Moving on from that tragic experience, involving the wrong bus on Avenue du Parc, I bravely continued with my concert-going life.  As fortune would have it, 2013 granted me another opportunity to hear this formidable concerto live.  Monday night, after an extremely hectic day of teaching school, teaching piano, and tutoring, (with 10 minutes to spare for something that resembled food), I headed downtown to the Orpheum Theatre.



My friend who accompanied asked: "So, what makes this Brahms Concerto so special?" I smiled and replied: "Oh, it has many technical challenges. The melodies are quite nice though."  My answer should have been about how Brahms' music touches the core of the human soul and what it means to love, lose, try again, and experience joy and pain during life's journey.  After Midori's sensitive, humble, and touching interpretation, my answer would have been that this amazing work of music allows us to experience all of those sentiments on such a heightened level.



What allowed Midori to play Brahms' music so that I felt each emotion that the composer intends for me to experience? In a word, her maturity.  Midori is in her early forties. She has been concertizing since the age of eleven. What I witnessed on stage was her taking a secondary role to the music. Her stage presence and choice of dynamics allowed us to appreciate the notes that Brahms has left us. We rarely noticed Midori, but we sure paid attention to Johannes!  That is what a true musician is supposed to do when they interpret a composer's work of art for us.  They are, in fact, simply the vehicle by which that composer's art is delivered to us.  From this concert experience, I will always remember how Midori made herself literally and figuratively small.  She is a diminutive woman in stature but she made herself small in relation to her ego.  There was no encore. We did not need one. She had given of herself and was an incredible partner with the orchestra.  There were moments when I had wished to hear more of her violin and I had wanted her to "play out" more.  Then, after a few minutes, my ears adjusted and I simply listened more carefully.  Her modesty was simply exemplary.  In fact, my dear friend, who is an accomplished pianist, made the comment: "A showy person really couldn't play this concerto."  

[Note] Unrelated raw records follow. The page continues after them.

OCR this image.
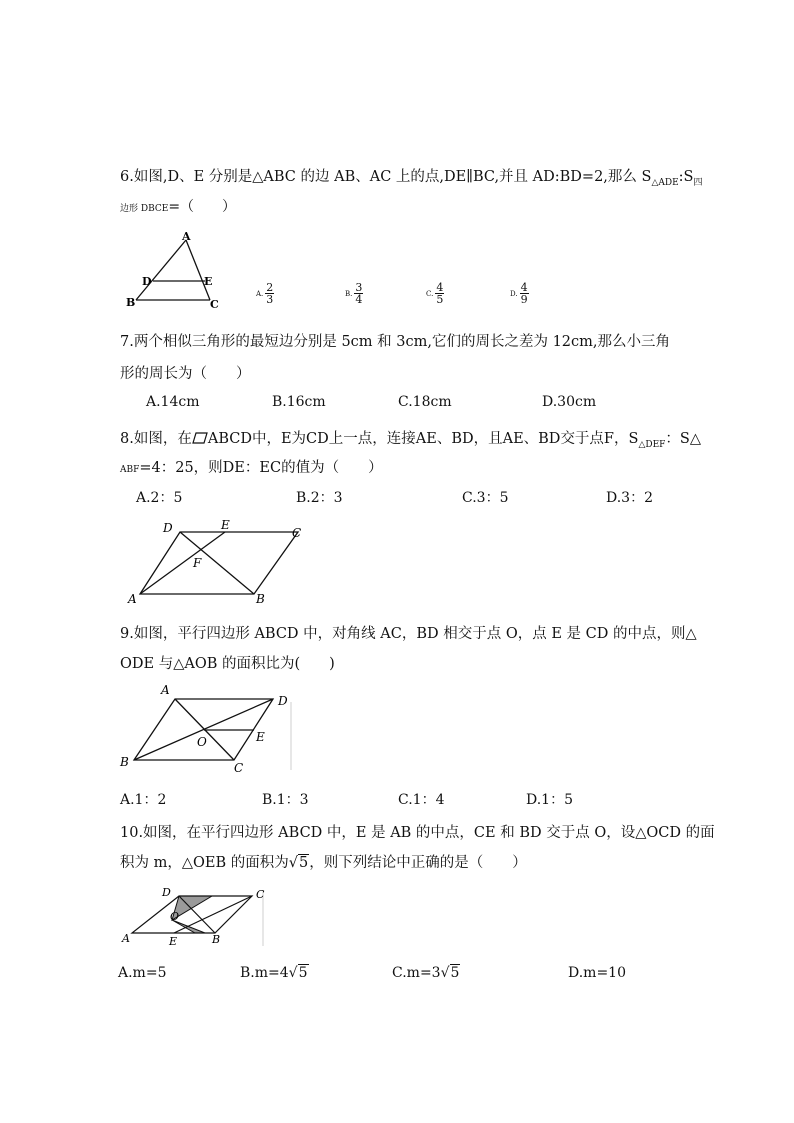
6.如图,D、E 分别是△ABC 的边 AB、AC 上的点,DE∥BC,并且 AD:BD=2,那么 $S_{\triangle ADE}:S_四$
边形 DBCE=（　　）
A
D	E
B	C
A. $\frac{2}{3}$	B. $\frac{3}{4}$	C. $\frac{4}{5}$	D. $\frac{4}{9}$
7.两个相似三角形的最短边分别是 5cm 和 3cm,它们的周长之差为 12cm,那么小三角
形的周长为（　　）
A.14cm	B.16cm	C.18cm	D.30cm
8.如图，在 ABCD中，E为CD上一点，连接AE、BD，且AE、BD交于点F，$S_{\triangle DEF}$：S△
ABF=4：25，则DE：EC的值为（　　）
A.2：5	B.2：3	C.3：5	D.3：2
D	E
C
F
A	B
9.如图，平行四边形 ABCD 中，对角线 AC，BD 相交于点 O，点 E 是 CD 的中点，则△
ODE 与△AOB 的面积比为(　　)
A
D
O	E
B	C
A.1：2	B.1：3	C.1：4	D.1：5
10.如图，在平行四边形 ABCD 中，E 是 AB 的中点，CE 和 BD 交于点 O，设△OCD 的面
积为 m，△OEB 的面积为√5，则下列结论中正确的是（　　）
D	C
O
A	E	B
A.m=5	B.m=4√5	C.m=3√5	D.m=10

There were a few points during the first movement where I could actually feel my heart hurt.  Since Midori so faithfully presented the music to us, her willing audience, we were able to experience loss, yearning, frustration, love, peace, and triumph - all of the sentiments that Brahms includes in this masterpiece.  I have no qualm with the fact that many feelings of loss or melancholy stayed in my heart after the concert. That, after all, is what good music ought to do. It ought to affect you profoundly and emotionally.  If the musicians are successful, and the composer has written something to which you can relate, a wonderful performance will touch deep scars, open old wounds, and make no promise to patch them back up again.